We ought to note that the obesity rate approximates the mean for Asturias at early ages: at age 3 years it is already as high as 8.1 (mean, 10.8).
In children 6 to 9 years of age, the prevalence of overweight and obesity in Asturias found in this study, which applied the same criteria as the nationwide ALADINO study,11 is lower than in this latter study, but higher than the prevalence found in the study conducted in Navarra (Figure 5)
In terms of trends, while the study results are not homogeneous, we did not find significant differences between our current study and the study conducted in Asturias in 2006.
Studies based on population surveys carry significant biases,12 as was the case of the study conducted in Asturias in 291 children 9 and 10 years of age, in which the percentage of obesity was 6.02% based on the survey data and 15.06% based on the data from staff conducting examinations, with the latter figure being closer to the 16.9% of obesity at 10 years found in our study.
We ought to highlight the considerable differences observed not only between health care areas, but also between basic zones within single areas, with the exception of area I (with the highest rates) and area VI (with low and homogeneous rates) (Table 5).
The ranking of the 68 basic health areas under study by prevalence of excess weight, obesity and severe obesity showed that 8 health care centres hold the highest prevalences for all the parameters under study, and some centres have poor rates in only one of the parameters studied, possibly reflecting pockets of the population with specific characteristics.

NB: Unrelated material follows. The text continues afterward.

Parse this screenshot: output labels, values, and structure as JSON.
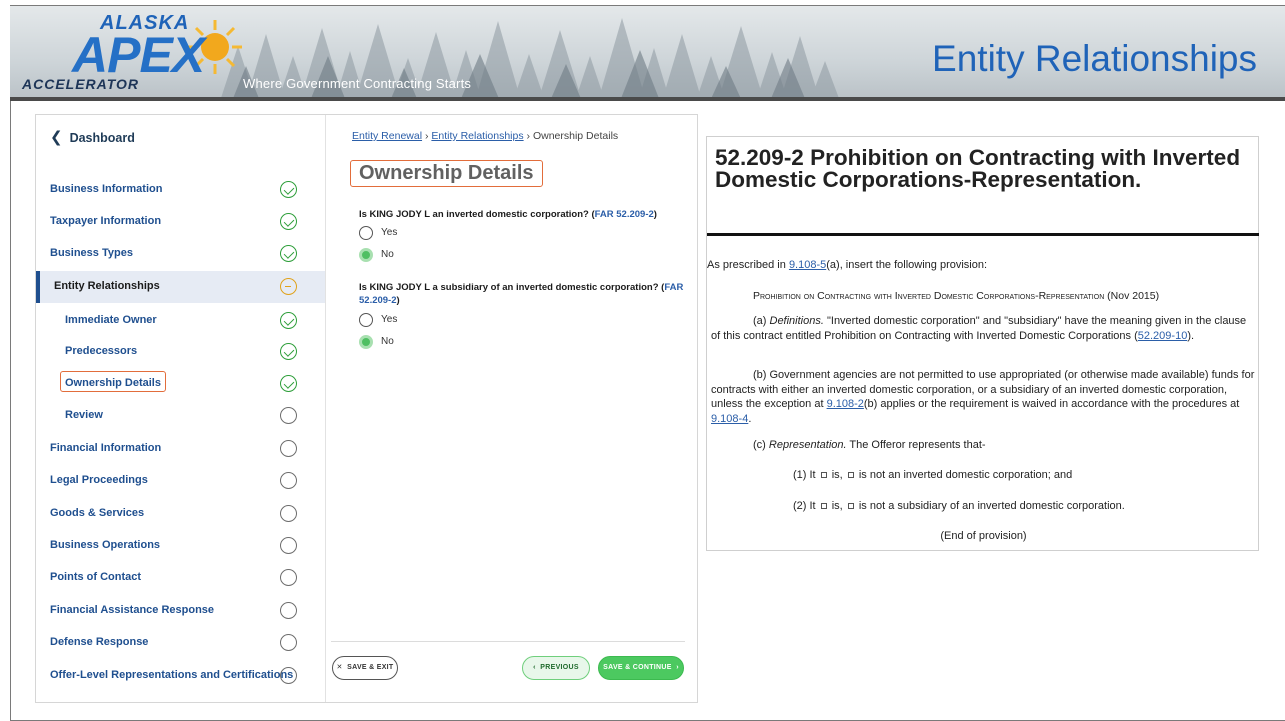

Of the 68 basic health zones under study, 34 had a prevalence of excess weight above the mean prevalence for Asturias (statistically significant difference), 38 were above the mean for obesity, and 31 for severe obesity; while 24 basic health zones had excess weight rates below the mean prevalence for Asturias, 27 had lower obesity rates, and 25 had lower severe obesity rates. The cause for these sizeable differences has yet to be investigated.

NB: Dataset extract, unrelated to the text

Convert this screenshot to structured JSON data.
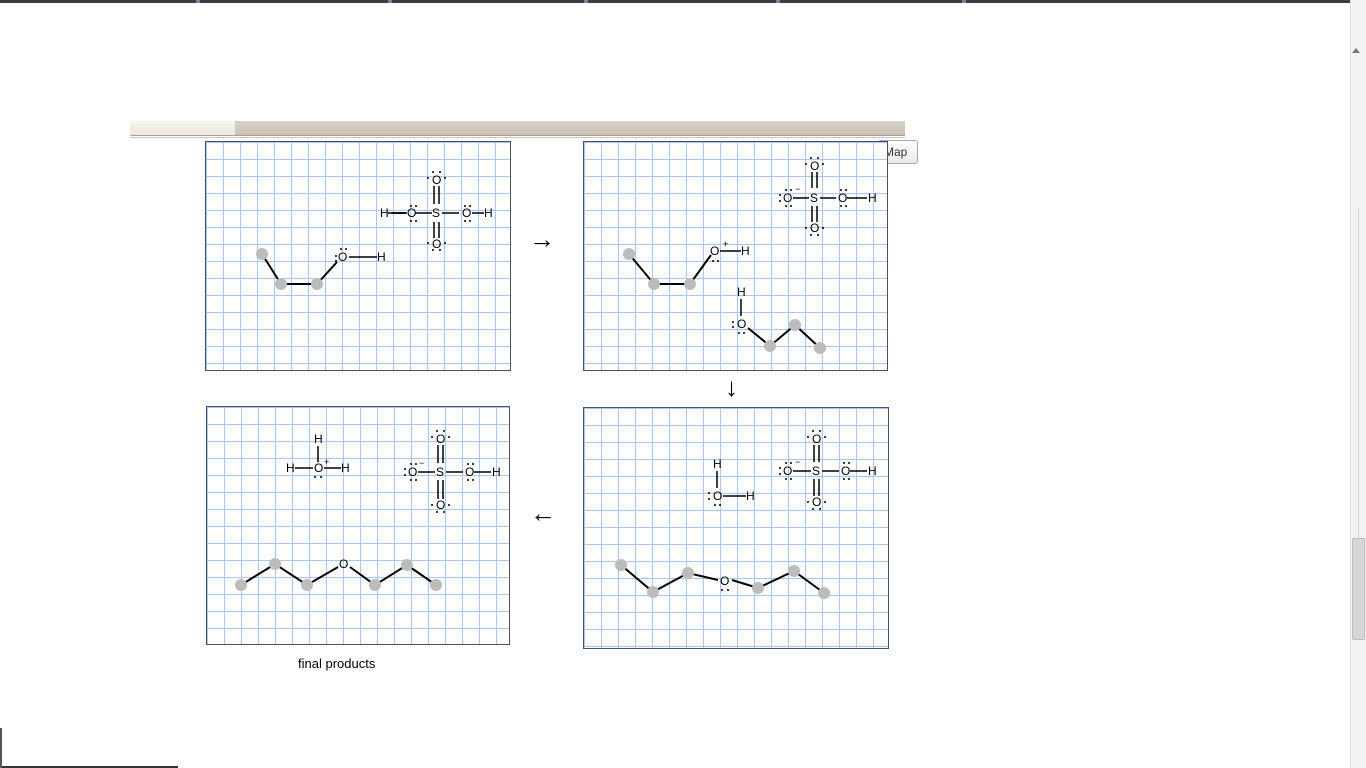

The primary care medical records electronic database (OMI-AP) allows the calculation of the prevalence of childhood obesity and other growth disorders in Asturias.
The high prevalences of overweight and obesity appear at early ages (in the third year of life). The differences in the rates of overweight and obesity are considerable not only between health care areas but also between the basic health zones in a single area, some of which have rates lower or equal to the countries with the lowest prevalence rates in the COSI study.14 Knowing these differences will allow us to specifically design and prioritise interventions in the paediatric population of Asturias.

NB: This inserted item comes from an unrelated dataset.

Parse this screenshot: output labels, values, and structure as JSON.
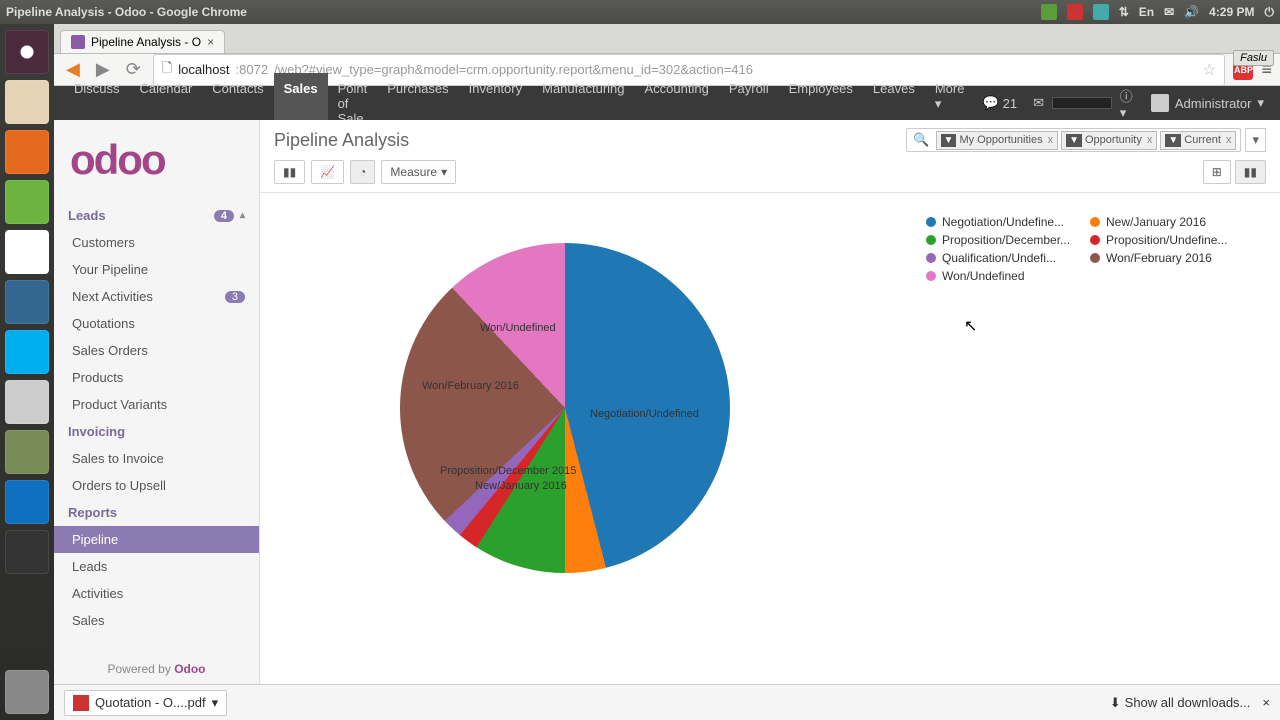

The specific data for each paediatrician and its comparison with the overall data can guide physicians and nurses in their approach to nutritional disorders in their caseloads.
We want to thank all paediatricians and nurses in the health care centres of Asturias for the quality of their records and the high health coverage of the paediatric population. We want to thank the Central Administration of the SESPA for the access to their database. We are grateful to the Asociación Española de Pediatría de Atención Primaria (Spanish Association of Primary Care Paediatrics) for funding this research, and to the Asociación Asturiana de Pediatría de Atención Primaria (Asturias Association of Primary Care Paediatrics) for their help.
This study has been supported by the Spanish Association of Primary Care Paediatrics (Asociación Española de Pediatría de Atención Primaria [AEPap]) and has received no other funding. The authors have no conflicts of interest to declare
ABBREVIATIONS: AC: autonomous community; BMI: body mass index; CI: confidence interval; CIAS: physician identification code; IASO: International Association for the Study of Obesity; PC: Primary Care; SD: standard deviation; SESPA: Department of Health of the Principality of Asturias; TIS: tarjeta individual sanitaria; WHO: World Health Organization.